Dynamist Blog

Think Tanks Cont'd

Dan Drezner has more, including an on-target comment about TV booking from Bruce Bartlett. Arnold Kling weighs in here, with numerous reader comments. Tim Sandefur, like other readers, defends think tanks on the grounds that they're no worse, and perhaps better, than "intellectuals in government institutions, or in overwhelmingly government-supported universities."

I'm not asking think tanks to be universities. I'm asking them to do what they say they're trying to do. Think tanks--or at least the kind we're talking about--say they're about changing minds and affecting policy. To that end, think tank research should be able to pass scholarly scrutiny, if only because the arguments won't otherwise convince anyone but the already convinced. For the same reason, think tanks should seek not simply to repeat the same arguments but to advance the debate by responding to new critiques and new circumstances.

The problem is that think tanks face enormous incentives to do the easy job of making their supporters (moral or financial) feel good, rather than the hard job of persuading the unpersuaded or figuring out how to move policy, rather than simply to complain about it.

Take a recent example, Cato's news release purporting to offer "$62 billion in spending cuts that would offset Katrina relief in the short-term and create savings to reduce the federal deficit over the long-term." The release was great p.r., even garnering an Instalanche. It made a terrific soundbite: Tom DeLay is wrong. It's easy to find $62 billion of waste in the budget.

Unfortunately, anyone who looks at the release, even someone like me who agrees with the cuts, can tell the release is not serious. For starters, all the important details are missing. How exactly do you propose cutting farm subsidies in half? Ditto NASA? What specific programs are you going to zero out? Or how are you going to restructure allocations? How are you going to manage the politics? Do you have some reverse logroll in mind? How do you propose to cut the Army Corps of Engineers budget at a time when people are complaining about too little money for shoring up levees? These are not easy cuts, made even more justifiable by the Katrina crisis. They are a standard libertarian wish list in a new context. The release does nothing convince the typical reader that these programs are wasteful. It's just a publicity stunt--and an effective one--that makes ideological supporters feel good but does nothing to change short-term policy or long-term attitudes.

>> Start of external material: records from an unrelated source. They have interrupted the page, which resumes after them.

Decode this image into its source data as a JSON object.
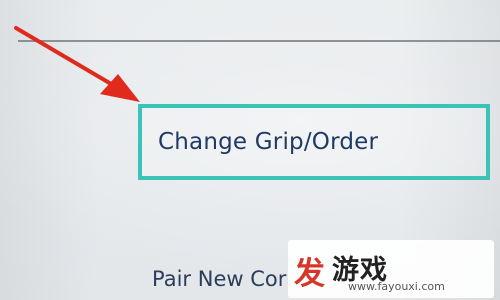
{
  "menu": {
    "items": [
      {
        "label": "Change Grip/Order",
        "selected": true
      },
      {
        "label": "Pair New Cor",
        "selected": false
      }
    ]
  },
  "watermark": {
    "logo_char": "发",
    "name": "游戏",
    "url": "www.fayouxi.com"
  },
  "colors": {
    "selection_border": "#3cc3b8",
    "label_text": "#1f3a63",
    "annotation_arrow": "#e02a1c",
    "background": "#e7eaed"
  },
  "annotation": {
    "icon": "red-arrow-icon"
  }
}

I'm not against think tanks. To the contrary, I believe they can fill a role no other institution fills. I appreciate the hard work and talent of the people who staff think tanks. My quarrel is less with them than with their short-sighted supporters. When faced with Dan Drezner's original question of why these organizations don't take on the difficult issues of the day, I come back to the same answer: because they need money to fund that research and donors, especially individuals, don't want to pay for it.

I am particularly skeptical of the one-stop-ideological shop, funded by individuals who care mostly about hearing their beliefs repeated in public. These organizations have almost no incentive to take on new or difficult questions or to work on the hard, unglamorous, long-term process of moving specialist opinion. (Unlike many think tank critics, I do not think corporate and foundation donors are usually a big problem, for the simple reason that their specialized program officers tend to be far more sophisticated about the state of debate and don't want their side to lose by making unpersuasive arguments.) I have more confidence in the effectiveness of organizations that focus on a specific discipline or policy area, because they tend to attract staffers with independent reputations in their field and to reward them for tackling the hot questions of the day, even if they don't know the answers in advance. Or maybe I just don't know enough about specialized organizations to see their problems.

As for the critique that there are many kinds of think tanks, not just the portmanteau ideological variety discussed in Dan's original post, all I can say is that Vogue is undeniably part of the mainstream media, but nobody thinks we're talking about fashion magazines when we examine news coverage.

Finally, on a positive note, I think the Manhattan Institute does a good job of funding smart, intellectually curious people and turning them loose to do in-depth research on topics they care about. But then, as its name suggests, this think tank isn't in Washington.